His design turns the Gough-Stewart platform on its side and uses three legs rather than six to manipulate the position of the moveable C-ring. Since using only three piston-style legs gave him only three degrees of freedom, he added an active, controllable rotary joint to each leg to maintain capabilities in six directions. Abedin-Nasab did not start working on the robot with an application in mind. As his work progressed, however, he began visiting surgeries to see how he could put it to use.
Femur surgeries jumped out at him as one area where the robot could make an impact. The first femur operation he shadowed involved a two-year-old boy who had broken his leg falling off a Ferris wheel. The surgeon told him that the surgery would probably be easier than most, yet it still took two hours and required the help of multiple nurses. Reducing even a fraction of the labor, time, and radiation for this procedure would improve the operation dramatically, he decided.
With a mechanism design and a targeted application, Abedin-Nasab and his students began prototyping. The first version of Robossis featured two C-shaped rings connected by three legs, with both a rotary and a linear actuator controlling the motion of each leg. They tested the device by aligning model femur bones tethered to thick elastic bands simulating thigh muscles. The first prototype could overcome 200 N of resistance from the elastic bands, but only with motion errors.

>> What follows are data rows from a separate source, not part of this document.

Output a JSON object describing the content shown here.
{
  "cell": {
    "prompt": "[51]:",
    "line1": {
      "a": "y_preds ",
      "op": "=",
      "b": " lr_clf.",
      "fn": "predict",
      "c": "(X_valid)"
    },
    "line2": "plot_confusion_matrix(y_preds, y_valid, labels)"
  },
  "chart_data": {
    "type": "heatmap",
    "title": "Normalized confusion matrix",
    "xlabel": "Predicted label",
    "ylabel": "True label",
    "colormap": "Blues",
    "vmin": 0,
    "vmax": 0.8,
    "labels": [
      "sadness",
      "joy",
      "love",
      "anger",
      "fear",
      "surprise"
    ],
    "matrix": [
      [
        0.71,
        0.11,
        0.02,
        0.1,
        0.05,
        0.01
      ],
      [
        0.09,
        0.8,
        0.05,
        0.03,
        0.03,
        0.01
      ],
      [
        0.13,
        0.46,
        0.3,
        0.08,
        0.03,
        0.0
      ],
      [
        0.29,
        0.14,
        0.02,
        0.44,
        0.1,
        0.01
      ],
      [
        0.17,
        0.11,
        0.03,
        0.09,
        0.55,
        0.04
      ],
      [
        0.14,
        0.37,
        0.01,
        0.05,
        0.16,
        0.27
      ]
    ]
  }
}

After investigation, it became clear that most of the error arose from a single source: the universal joint between the leg and the moving ring. Machining tighter joints brought the new prototype’s maximum motion error down to one percent, so that it mapped a specified trajectory to within about a millimeter. The second prototype’s rings now span three-quarters of a circle, enabling Abedin-Nassab to position the legs farther apart from each other for more stability.
To complement the physical device, Abedin-Nassab and his team are developing software to plan a path for bone positioning, informing a surgeon’s choices. The software starts after surgeons take two orthogonal X-rays of the broken bone. For patients with a single broken bone, the software uses an image of the unbroken femur in the other leg as a template to determine optimal alignment of the fracture.
For more complex fractures or fractures of both legs, the software will compare the images of the broken bones with a library of bone shapes to find a template to guide reconstruction. The software will also identify landmarks, such as the center of the hip’s ball-and-socket joint and the direction of the femur shaft, and use them to calculate how the robot should rotate and move the broken fragments to achieve the proper alignment.
Abedin-Nasab and his students continue to improve the robot. They have interviewed dozens of patients who have had broken femurs, and they hope to get input from surgeons as well. Next, they will tackle cadaver testing of the mechanism, and improve the ability of the software to assist physicians with aligning bone fragments. Eventually, they hope to develop a fully functioning device that receives FDA approval.
Abedin-Nasab points out that Robossis is not intended to replace surgeons. Its role will be to assist surgeons, who will still need to insert the nail that joins bone fragments. Yet he is hopeful that one day, this technology will join the ranks of robots making surgeries faster and safer for patients and surgeons alike.